Watson was born in Queensland, Australia to a sailing family.  Sailing lessons at an early age and living aboard a cabin cruiser no doubt set the stage for what was to follow.  A bedtime story about the youngest person to sail solo, non-stop and unassisted around the world, read to her at age 11, sparked her desire to do the same. 

Five years later, after intense preparation, Watson left Sydney Harbor in her Sparkman & Stephens 34 Ella’s Pink Lady.  Watson headed northeast and crossed the equator near Jarvis Island, rounded Kiritimati, and then headed southeasterly, rounding Cape Horn on January 13, 2010.  East of the Falkland Islands, Watson suffered her first of four knockdowns.  She rounded the Cape of Good Hope on February 24 and continued without incident until she was south of Australia where she experienced at least three more knockdowns.  Watson continued sailing south of Tasmania, and then turned north to Sydney, completing in 210 days her southern hemisphere around-the-world voyage three days before her 17th birthday. She had indeed done it solo, non-stop and unassisted.

Watson was named Young Australian of the Year 2011 and led the youngest ever crew to participate in the challenging Sydney to Hobart Race, finishing second in her division. She was awarded the Jane Tate Trophy for being the first female skipper to finish.

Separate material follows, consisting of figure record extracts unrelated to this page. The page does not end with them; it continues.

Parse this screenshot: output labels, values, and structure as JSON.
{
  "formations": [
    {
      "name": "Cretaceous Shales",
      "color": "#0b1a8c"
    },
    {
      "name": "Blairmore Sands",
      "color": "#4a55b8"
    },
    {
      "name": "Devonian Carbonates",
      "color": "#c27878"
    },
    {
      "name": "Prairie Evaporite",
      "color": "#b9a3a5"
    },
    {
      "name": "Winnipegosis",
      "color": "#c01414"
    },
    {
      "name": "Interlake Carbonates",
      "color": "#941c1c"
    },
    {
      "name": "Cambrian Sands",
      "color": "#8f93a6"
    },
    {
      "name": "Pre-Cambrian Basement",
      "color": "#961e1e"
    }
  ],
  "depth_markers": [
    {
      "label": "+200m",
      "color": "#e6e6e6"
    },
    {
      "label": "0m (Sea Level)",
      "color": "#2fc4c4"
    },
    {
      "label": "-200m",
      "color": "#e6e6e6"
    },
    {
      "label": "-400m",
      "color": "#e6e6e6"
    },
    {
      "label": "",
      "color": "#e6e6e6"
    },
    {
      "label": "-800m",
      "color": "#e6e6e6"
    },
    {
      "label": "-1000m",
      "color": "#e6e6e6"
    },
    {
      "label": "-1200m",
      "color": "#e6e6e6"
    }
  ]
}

Other award winners are Les Crane (Bermuda) for the 2017 Rod Stephens Trophy for Outstanding Seamanship, which recognizes“an act of seamanship that significantly contributes to the safety of a yacht or one or more individuals at sea”; Scott and Kitty Kuhner (Rowayton, Conn.)  for the 2017Far Horizons Award, recognizing“a particularly meritorious cruise or series of cruises that exemplify the objectives of the Club”; Tad and Joyce Lhamon (Bainbridge, Wash.) for the 2017 Royal Cruising Club Trophy, recognizing “a cruise of singular merit and moderate duration”; and Robert E. Drew (Guilford, Conn.) for the 2017 Richard S. Nye Award, recognizing meritorious service to CCA.